The full Forsyth County sheriff’s debate can be viewed at facebook.com/forsythcountynews.
FORSYTH COUNTY — The two candidates for Forsyth County sheriff squared off before a capacity crowd Wednesday night in the county commission’s meeting room.
Though each camp likely will claim victory in the debate, it is safe to say no love was lost between incumbent Sheriff Duane Piper and challenger Ron Freeman.
The debate was the last in a series put on by the Forsyth County Republican Party that covered races for county commission and school board, as well as coroner, ahead of the May 24 GOP primary. As there are no Democrats running for sheriff, the winner will be decided next month.
B.J. Van Gundy, former chair of the Gwinnett County GOP and former vice chair of the Georgia GOP, moderated the debate. He asked questions that covered the sheriff’s budget, the local war on drugs, school safety and agency accreditation.
During his tenure, Piper said the agency has been successful in opening two new buildings, keeping the county among the safest in metro Atlanta and restructuring the office to cut the budget by $4.1 million in the first year.
He said his spending has been under budget every year compared to 2012, which was the last his predecessor, Ted Paxton, was in office. This year, Piper said he will be about dollar-for-dollar with 2012.
Freeman, who has lived in Forsyth most of his life and worked for the agency for more than 25 years until 2013, questioned Piper’s budget, saying he actually went over by $6 million.
He contended the money is still being spent but is listed in a different place in the county budget. To help reduce spending, Freeman said he would hire part-time deputies to cover security duties.
Piper maintained that Freeman’s plans to put a resource officer in every school instead of having them cover multiple campuses would be a huge cost increase.
The candidates also disagreed on their plan to fight drug trafficking and distribution.
Freeman said there are two narcotics officers on the active roster and that he would work with surrounding agencies to fight the problem of drugs coming in.
Piper countered that there are six narcotics officers in the agency and that he has implemented cross-training of deputies so they don’t just have one specialization.
Freeman responded by saying he would take deputies from “overinflated units” and move them to narcotics.

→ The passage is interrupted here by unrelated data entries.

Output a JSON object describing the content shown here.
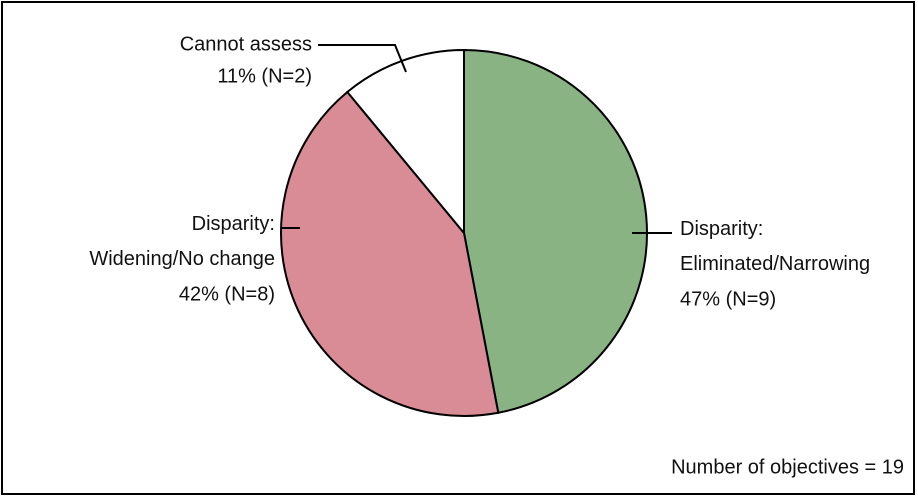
{
  "chart_data": {
    "type": "pie",
    "categories": [
      "Disparity:\nEliminated/Narrowing",
      "Disparity:\nWidening/No change",
      "Cannot assess"
    ],
    "values": [
      47,
      42,
      11
    ],
    "value_labels": [
      "47% (N=9)",
      "42% (N=8)",
      "11% (N=2)"
    ],
    "colors": [
      "#8ab383",
      "#d98b96",
      "#ffffff"
    ],
    "annotation": "Number of objectives = 19"
  }
}
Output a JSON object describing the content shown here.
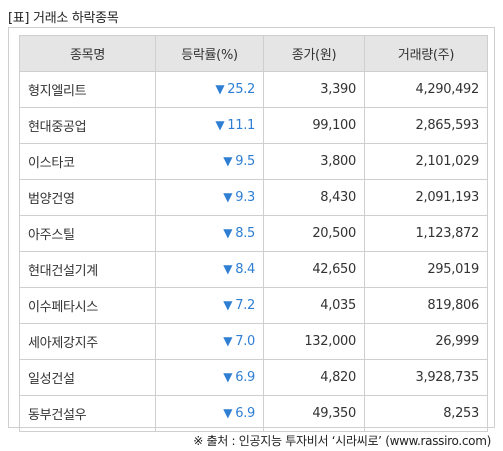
{
  "caption": "[표] 거래소 하락종목",
  "header": {
    "name": "종목명",
    "rate": "등락률(%)",
    "price": "종가(원)",
    "volume": "거래량(주)"
  },
  "down_symbol": "▼",
  "rate_color": "#2e7fd4",
  "rows": [
    {
      "name": "형지엘리트",
      "rate": "25.2",
      "price": "3,390",
      "volume": "4,290,492"
    },
    {
      "name": "현대중공업",
      "rate": "11.1",
      "price": "99,100",
      "volume": "2,865,593"
    },
    {
      "name": "이스타코",
      "rate": "9.5",
      "price": "3,800",
      "volume": "2,101,029"
    },
    {
      "name": "범양건영",
      "rate": "9.3",
      "price": "8,430",
      "volume": "2,091,193"
    },
    {
      "name": "아주스틸",
      "rate": "8.5",
      "price": "20,500",
      "volume": "1,123,872"
    },
    {
      "name": "현대건설기계",
      "rate": "8.4",
      "price": "42,650",
      "volume": "295,019"
    },
    {
      "name": "이수페타시스",
      "rate": "7.2",
      "price": "4,035",
      "volume": "819,806"
    },
    {
      "name": "세아제강지주",
      "rate": "7.0",
      "price": "132,000",
      "volume": "26,999"
    },
    {
      "name": "일성건설",
      "rate": "6.9",
      "price": "4,820",
      "volume": "3,928,735"
    },
    {
      "name": "동부건설우",
      "rate": "6.9",
      "price": "49,350",
      "volume": "8,253"
    }
  ],
  "source": "※ 출처 : 인공지능 투자비서 ‘시라씨로’ (www.rassiro.com)"
}
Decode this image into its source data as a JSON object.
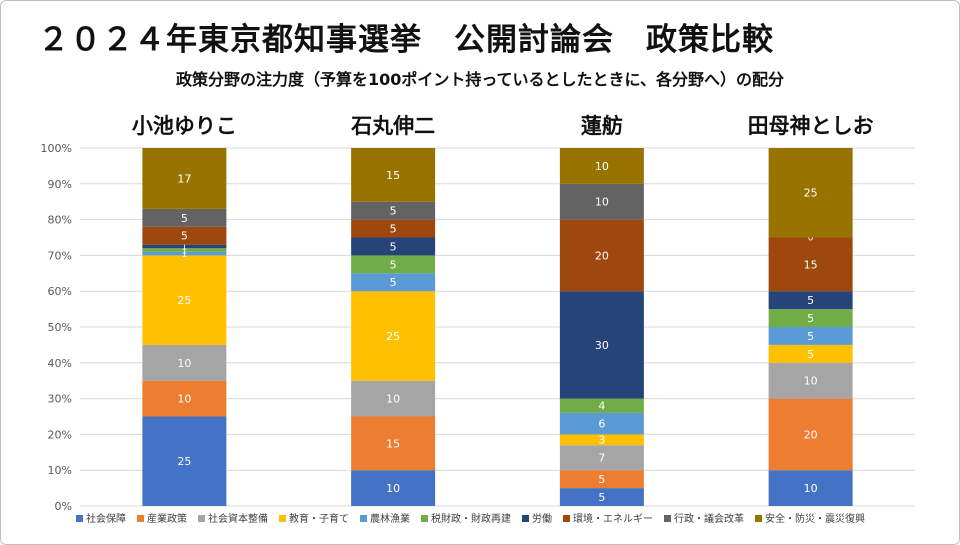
{
  "header": {
    "title": "２０２４年東京都知事選挙　公開討論会　政策比較",
    "subtitle": "政策分野の注力度（予算を100ポイント持っているとしたときに、各分野へ）の配分"
  },
  "chart_data": {
    "type": "bar",
    "stacked": true,
    "categories": [
      "小池ゆりこ",
      "石丸伸二",
      "蓮舫",
      "田母神としお"
    ],
    "ylim": [
      0,
      100
    ],
    "yticks": [
      "0%",
      "10%",
      "20%",
      "30%",
      "40%",
      "50%",
      "60%",
      "70%",
      "80%",
      "90%",
      "100%"
    ],
    "grid": true,
    "legend_position": "bottom",
    "series": [
      {
        "name": "社会保障",
        "color": "#4472C4",
        "values": [
          25,
          10,
          5,
          10
        ]
      },
      {
        "name": "産業政策",
        "color": "#ED7D31",
        "values": [
          10,
          15,
          5,
          20
        ]
      },
      {
        "name": "社会資本整備",
        "color": "#A5A5A5",
        "values": [
          10,
          10,
          7,
          10
        ]
      },
      {
        "name": "教育・子育て",
        "color": "#FFC000",
        "values": [
          25,
          25,
          3,
          5
        ]
      },
      {
        "name": "農林漁業",
        "color": "#5B9BD5",
        "values": [
          1,
          5,
          6,
          5
        ]
      },
      {
        "name": "税財政・財政再建",
        "color": "#70AD47",
        "values": [
          1,
          5,
          4,
          5
        ]
      },
      {
        "name": "労働",
        "color": "#264478",
        "values": [
          1,
          5,
          30,
          5
        ]
      },
      {
        "name": "環境・エネルギー",
        "color": "#9E480E",
        "values": [
          5,
          5,
          20,
          15
        ]
      },
      {
        "name": "行政・議会改革",
        "color": "#636363",
        "values": [
          5,
          5,
          10,
          0
        ]
      },
      {
        "name": "安全・防災・震災復興",
        "color": "#997300",
        "values": [
          17,
          15,
          10,
          25
        ]
      }
    ]
  }
}
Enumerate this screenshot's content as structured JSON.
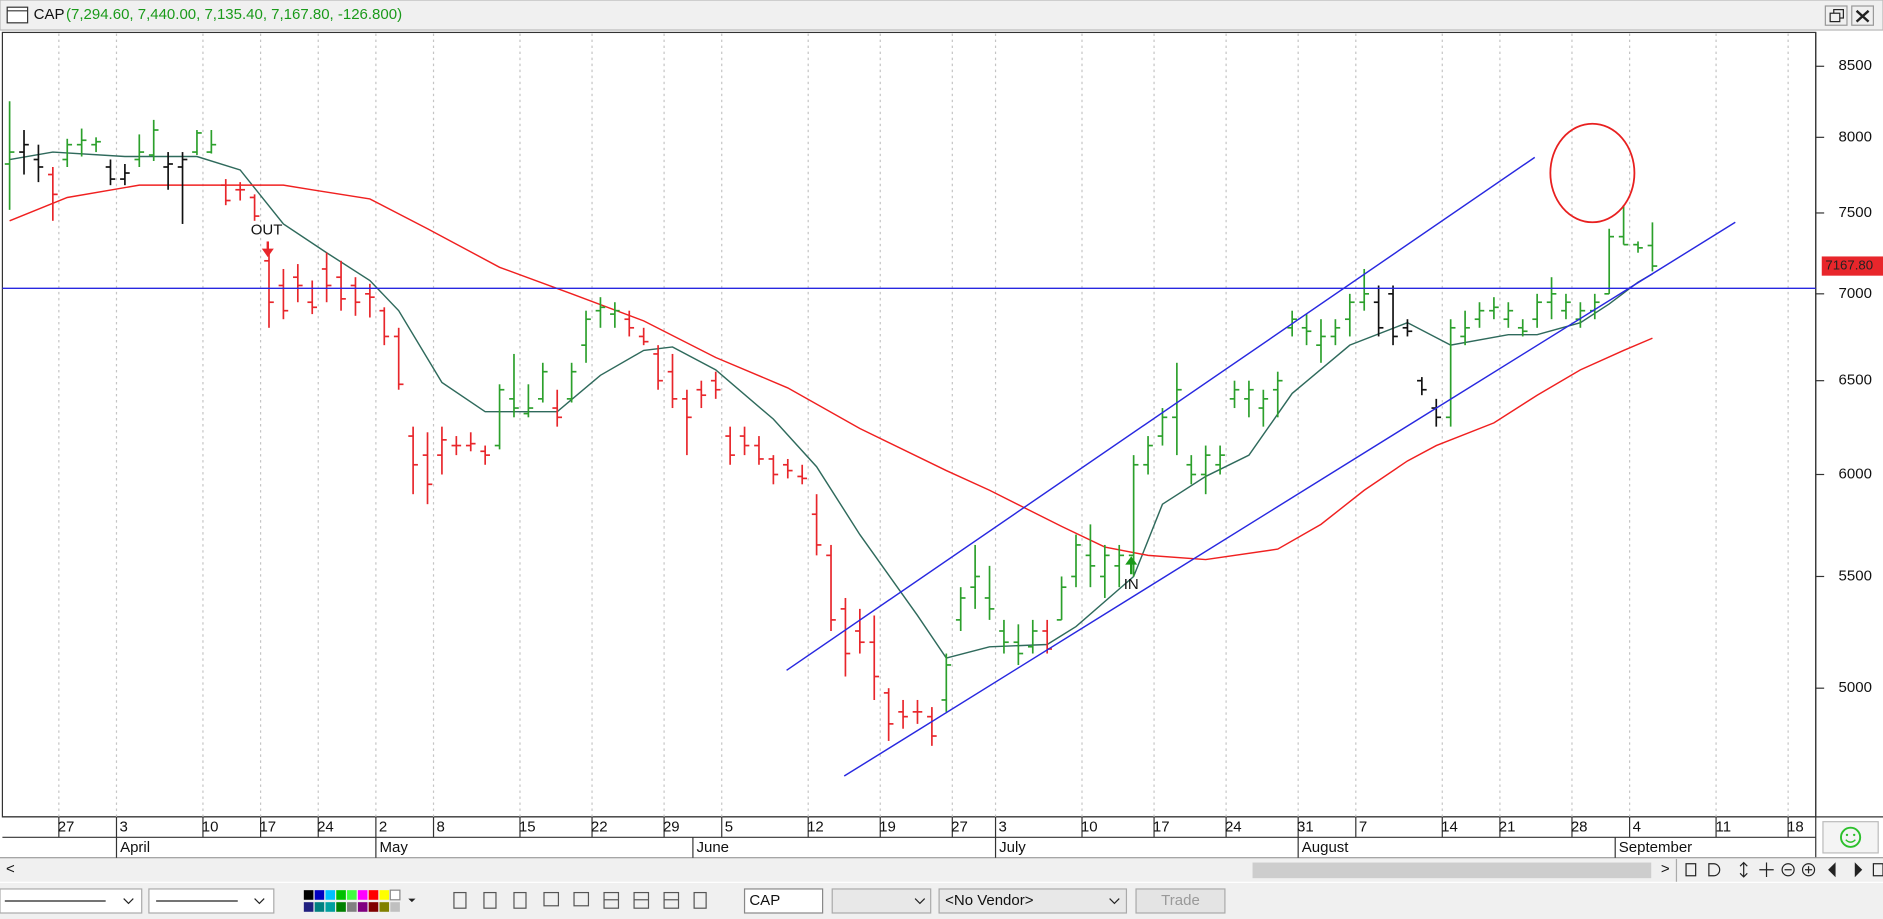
{
  "chart_data": {
    "type": "ohlc",
    "title": "CAP",
    "title_values": "(7,294.60, 7,440.00, 7,135.40, 7,167.80, -126.800)",
    "log_scale": true,
    "ylim": [
      4480,
      8740
    ],
    "yticks": [
      5000,
      5500,
      6000,
      6500,
      7000,
      7500,
      8000,
      8500
    ],
    "palette": {
      "g": "#2ca02c",
      "r": "#e8262b",
      "k": "#111111"
    },
    "categories": [
      null,
      null,
      null,
      null,
      "27",
      null,
      null,
      null,
      "3",
      null,
      null,
      null,
      null,
      null,
      "10",
      null,
      null,
      null,
      "17",
      null,
      null,
      null,
      "24",
      null,
      null,
      null,
      "2",
      null,
      null,
      null,
      "8",
      null,
      null,
      null,
      null,
      null,
      "15",
      null,
      null,
      null,
      null,
      "22",
      null,
      null,
      null,
      null,
      "29",
      null,
      null,
      null,
      "5",
      null,
      null,
      null,
      null,
      null,
      "12",
      null,
      null,
      null,
      null,
      "19",
      null,
      null,
      null,
      null,
      "27",
      null,
      null,
      "3",
      null,
      null,
      null,
      null,
      null,
      "10",
      null,
      null,
      null,
      null,
      "17",
      null,
      null,
      null,
      null,
      "24",
      null,
      null,
      null,
      null,
      "31",
      null,
      null,
      null,
      "7",
      null,
      null,
      null,
      null,
      null,
      "14",
      null,
      null,
      null,
      "21",
      null,
      null,
      null,
      null,
      "28",
      null,
      null,
      null,
      "4",
      null,
      null,
      null,
      null,
      null,
      "11",
      null,
      null,
      null,
      null,
      "18",
      null
    ],
    "months": [
      null,
      null,
      null,
      null,
      null,
      null,
      null,
      null,
      "April",
      null,
      null,
      null,
      null,
      null,
      null,
      null,
      null,
      null,
      null,
      null,
      null,
      null,
      null,
      null,
      null,
      null,
      "May",
      null,
      null,
      null,
      null,
      null,
      null,
      null,
      null,
      null,
      null,
      null,
      null,
      null,
      null,
      null,
      null,
      null,
      null,
      null,
      null,
      null,
      "June",
      null,
      null,
      null,
      null,
      null,
      null,
      null,
      null,
      null,
      null,
      null,
      null,
      null,
      null,
      null,
      null,
      null,
      null,
      null,
      null,
      "July",
      null,
      null,
      null,
      null,
      null,
      null,
      null,
      null,
      null,
      null,
      null,
      null,
      null,
      null,
      null,
      null,
      null,
      null,
      null,
      null,
      "August",
      null,
      null,
      null,
      null,
      null,
      null,
      null,
      null,
      null,
      null,
      null,
      null,
      null,
      null,
      null,
      null,
      null,
      null,
      null,
      null,
      null,
      "September",
      null,
      null,
      null,
      null,
      null,
      null,
      null,
      null,
      null,
      null,
      null,
      null,
      null
    ],
    "ohlc": [
      [
        7820,
        8250,
        7520,
        7900
      ],
      [
        7900,
        8050,
        7750,
        7950
      ],
      [
        7850,
        7950,
        7700,
        7800
      ],
      [
        7750,
        7800,
        7450,
        7620
      ],
      [
        7850,
        7990,
        7800,
        7950
      ],
      [
        7950,
        8060,
        7870,
        7980
      ],
      [
        7950,
        8000,
        7900,
        7970
      ],
      [
        7800,
        7850,
        7680,
        7720
      ],
      [
        7720,
        7820,
        7680,
        7760
      ],
      [
        7850,
        8020,
        7800,
        7900
      ],
      [
        7880,
        8120,
        7840,
        8050
      ],
      [
        7800,
        7900,
        7650,
        7820
      ],
      [
        7800,
        7900,
        7430,
        7850
      ],
      [
        7900,
        8050,
        7880,
        8030
      ],
      [
        7900,
        8050,
        7890,
        7950
      ],
      [
        7680,
        7720,
        7550,
        7580
      ],
      [
        7650,
        7700,
        7580,
        7650
      ],
      [
        7600,
        7620,
        7450,
        7480
      ],
      [
        7200,
        7250,
        6800,
        6950
      ],
      [
        7050,
        7150,
        6850,
        6900
      ],
      [
        7100,
        7180,
        6950,
        7050
      ],
      [
        6950,
        7080,
        6880,
        6920
      ],
      [
        7150,
        7250,
        6950,
        7050
      ],
      [
        7100,
        7200,
        6900,
        6970
      ],
      [
        7050,
        7100,
        6870,
        6950
      ],
      [
        7000,
        7060,
        6860,
        6980
      ],
      [
        6900,
        6920,
        6700,
        6750
      ],
      [
        6750,
        6800,
        6450,
        6480
      ],
      [
        6200,
        6250,
        5900,
        6050
      ],
      [
        6100,
        6220,
        5850,
        5950
      ],
      [
        6100,
        6250,
        6000,
        6180
      ],
      [
        6150,
        6200,
        6100,
        6150
      ],
      [
        6150,
        6220,
        6120,
        6160
      ],
      [
        6120,
        6150,
        6050,
        6100
      ],
      [
        6150,
        6480,
        6130,
        6450
      ],
      [
        6400,
        6650,
        6300,
        6350
      ],
      [
        6320,
        6480,
        6300,
        6350
      ],
      [
        6400,
        6600,
        6380,
        6550
      ],
      [
        6350,
        6450,
        6250,
        6300
      ],
      [
        6400,
        6600,
        6380,
        6550
      ],
      [
        6700,
        6900,
        6600,
        6850
      ],
      [
        6900,
        6980,
        6800,
        6920
      ],
      [
        6880,
        6950,
        6800,
        6900
      ],
      [
        6850,
        6900,
        6750,
        6800
      ],
      [
        6750,
        6800,
        6700,
        6720
      ],
      [
        6650,
        6700,
        6450,
        6500
      ],
      [
        6550,
        6650,
        6350,
        6400
      ],
      [
        6400,
        6450,
        6100,
        6300
      ],
      [
        6450,
        6500,
        6350,
        6420
      ],
      [
        6500,
        6550,
        6400,
        6450
      ],
      [
        6200,
        6250,
        6050,
        6100
      ],
      [
        6200,
        6250,
        6100,
        6150
      ],
      [
        6150,
        6200,
        6050,
        6080
      ],
      [
        6080,
        6100,
        5950,
        6000
      ],
      [
        6050,
        6080,
        5980,
        6020
      ],
      [
        5990,
        6050,
        5950,
        5980
      ],
      [
        5800,
        5900,
        5600,
        5650
      ],
      [
        5600,
        5650,
        5250,
        5300
      ],
      [
        5350,
        5400,
        5050,
        5150
      ],
      [
        5250,
        5350,
        5150,
        5200
      ],
      [
        5200,
        5320,
        4950,
        5050
      ],
      [
        4980,
        5000,
        4780,
        4850
      ],
      [
        4900,
        4950,
        4830,
        4880
      ],
      [
        4900,
        4950,
        4850,
        4900
      ],
      [
        4880,
        4920,
        4760,
        4800
      ],
      [
        4950,
        5150,
        4900,
        5100
      ],
      [
        5300,
        5450,
        5250,
        5400
      ],
      [
        5450,
        5650,
        5350,
        5500
      ],
      [
        5400,
        5550,
        5300,
        5350
      ],
      [
        5250,
        5300,
        5150,
        5200
      ],
      [
        5200,
        5280,
        5100,
        5150
      ],
      [
        5180,
        5300,
        5150,
        5250
      ],
      [
        5250,
        5300,
        5150,
        5170
      ],
      [
        5300,
        5500,
        5300,
        5450
      ],
      [
        5500,
        5700,
        5450,
        5650
      ],
      [
        5600,
        5750,
        5450,
        5550
      ],
      [
        5500,
        5650,
        5400,
        5600
      ],
      [
        5550,
        5650,
        5450,
        5600
      ],
      [
        5600,
        6100,
        5500,
        6050
      ],
      [
        6050,
        6200,
        6000,
        6150
      ],
      [
        6200,
        6350,
        6150,
        6300
      ],
      [
        6300,
        6600,
        6100,
        6450
      ],
      [
        6050,
        6100,
        5950,
        6000
      ],
      [
        6000,
        6150,
        5900,
        6100
      ],
      [
        6050,
        6150,
        6000,
        6100
      ],
      [
        6400,
        6500,
        6350,
        6450
      ],
      [
        6400,
        6500,
        6300,
        6450
      ],
      [
        6350,
        6450,
        6250,
        6400
      ],
      [
        6450,
        6550,
        6300,
        6500
      ],
      [
        6800,
        6900,
        6750,
        6850
      ],
      [
        6800,
        6880,
        6700,
        6780
      ],
      [
        6700,
        6850,
        6600,
        6750
      ],
      [
        6750,
        6850,
        6700,
        6800
      ],
      [
        6850,
        7000,
        6750,
        6950
      ],
      [
        6950,
        7150,
        6900,
        7000
      ],
      [
        6950,
        7050,
        6750,
        6800
      ],
      [
        7000,
        7050,
        6700,
        6750
      ],
      [
        6800,
        6850,
        6750,
        6780
      ],
      [
        6500,
        6520,
        6420,
        6450
      ],
      [
        6350,
        6400,
        6250,
        6300
      ],
      [
        6300,
        6850,
        6250,
        6800
      ],
      [
        6750,
        6900,
        6700,
        6800
      ],
      [
        6850,
        6950,
        6800,
        6900
      ],
      [
        6900,
        6980,
        6850,
        6920
      ],
      [
        6850,
        6950,
        6800,
        6900
      ],
      [
        6800,
        6850,
        6750,
        6780
      ],
      [
        6850,
        7000,
        6800,
        6950
      ],
      [
        6950,
        7100,
        6850,
        7000
      ],
      [
        6900,
        7000,
        6850,
        6950
      ],
      [
        6850,
        6950,
        6800,
        6900
      ],
      [
        6900,
        7000,
        6850,
        6950
      ],
      [
        7000,
        7400,
        7000,
        7350
      ],
      [
        7350,
        7550,
        7300,
        7300
      ],
      [
        7300,
        7320,
        7250,
        7280
      ],
      [
        7294.6,
        7440,
        7135.4,
        7167.8
      ]
    ],
    "bar_colors": [
      "g",
      "k",
      "k",
      "r",
      "g",
      "g",
      "g",
      "k",
      "k",
      "g",
      "g",
      "k",
      "k",
      "g",
      "g",
      "r",
      "r",
      "r",
      "r",
      "r",
      "r",
      "r",
      "r",
      "r",
      "r",
      "r",
      "r",
      "r",
      "r",
      "r",
      "r",
      "r",
      "r",
      "r",
      "g",
      "g",
      "g",
      "g",
      "r",
      "g",
      "g",
      "g",
      "g",
      "r",
      "r",
      "r",
      "r",
      "r",
      "r",
      "r",
      "r",
      "r",
      "r",
      "r",
      "r",
      "r",
      "r",
      "r",
      "r",
      "r",
      "r",
      "r",
      "r",
      "r",
      "r",
      "g",
      "g",
      "g",
      "g",
      "g",
      "g",
      "g",
      "r",
      "g",
      "g",
      "g",
      "g",
      "g",
      "g",
      "g",
      "g",
      "g",
      "g",
      "g",
      "g",
      "g",
      "g",
      "g",
      "g",
      "g",
      "g",
      "g",
      "g",
      "g",
      "g",
      "k",
      "k",
      "k",
      "k",
      "k",
      "g",
      "g",
      "g",
      "g",
      "g",
      "g",
      "g",
      "g",
      "g",
      "g",
      "g",
      "g",
      "g",
      "g",
      "g"
    ],
    "series": [
      {
        "color": "#2f6a5c",
        "x": [
          0,
          3,
          8,
          13,
          16,
          19,
          22,
          25,
          27,
          30,
          33,
          38,
          41,
          44,
          46,
          49,
          53,
          56,
          59,
          63,
          65,
          68,
          72,
          74,
          78,
          80,
          83,
          86,
          89,
          93,
          97,
          100,
          104,
          106,
          109,
          111,
          113,
          114
        ],
        "values": [
          7850,
          7900,
          7870,
          7870,
          7780,
          7430,
          7250,
          7080,
          6900,
          6490,
          6330,
          6330,
          6530,
          6670,
          6690,
          6560,
          6290,
          6040,
          5700,
          5320,
          5130,
          5180,
          5190,
          5270,
          5500,
          5850,
          5990,
          6100,
          6430,
          6700,
          6830,
          6700,
          6760,
          6760,
          6830,
          6940,
          7070,
          7120
        ]
      },
      {
        "color": "#f02020",
        "x": [
          0,
          4,
          9,
          14,
          19,
          21,
          25,
          29,
          34,
          39,
          44,
          49,
          54,
          59,
          65,
          68,
          73,
          76,
          79,
          83,
          88,
          91,
          94,
          97,
          99,
          103,
          106,
          109,
          112,
          114
        ],
        "values": [
          7450,
          7600,
          7680,
          7680,
          7680,
          7650,
          7590,
          7400,
          7160,
          7000,
          6840,
          6630,
          6460,
          6240,
          6020,
          5920,
          5740,
          5640,
          5600,
          5580,
          5630,
          5750,
          5920,
          6070,
          6150,
          6270,
          6420,
          6560,
          6670,
          6740
        ]
      }
    ],
    "last_price": {
      "value": 7167.8,
      "label": "7167.80"
    },
    "annotations": {
      "out": "OUT",
      "in": "IN"
    }
  },
  "toolbar": {
    "symbol": "CAP",
    "vendor": "<No Vendor>",
    "trade": "Trade"
  }
}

Another major source of dissention came from the agency dropping its national accreditation status from the Commission on Accreditation for Law Enforcement Agencies.
The commission is a private organization that awards levels of standards to law enforcement agencies throughout the country.
Piper maintained the decision was a voluntary one made with financial backing to help the budget.
The sheriff’s office is still accredited by the Georgia Association of Chiefs of Police, which he said is much less expensive and mirrors most of the standards of the national level.
“It’s one of the better financial decisions I’ve made since taking office,” Piper said.
Freeman countered by saying the pullout was not voluntary but that the agency had failed the standards and no longer has its “blue-ribbon seal of approval.”
“National accreditation is putting our walk with our talk,” Freeman said.
At the end of the hour-long debate, each candidate had the opportunity to ask the other a question.
Though Piper declined to do so, Freeman asked about his opponent’s 2012 campaign promises, about half of which Piper confirmed he upheld.
About the only issues on which the two agreed were for Second Amendment and conceal carry rights and against the declassification or legalization of marijuana.
Early voting begins May 2. Anyone county resident can vote in this race.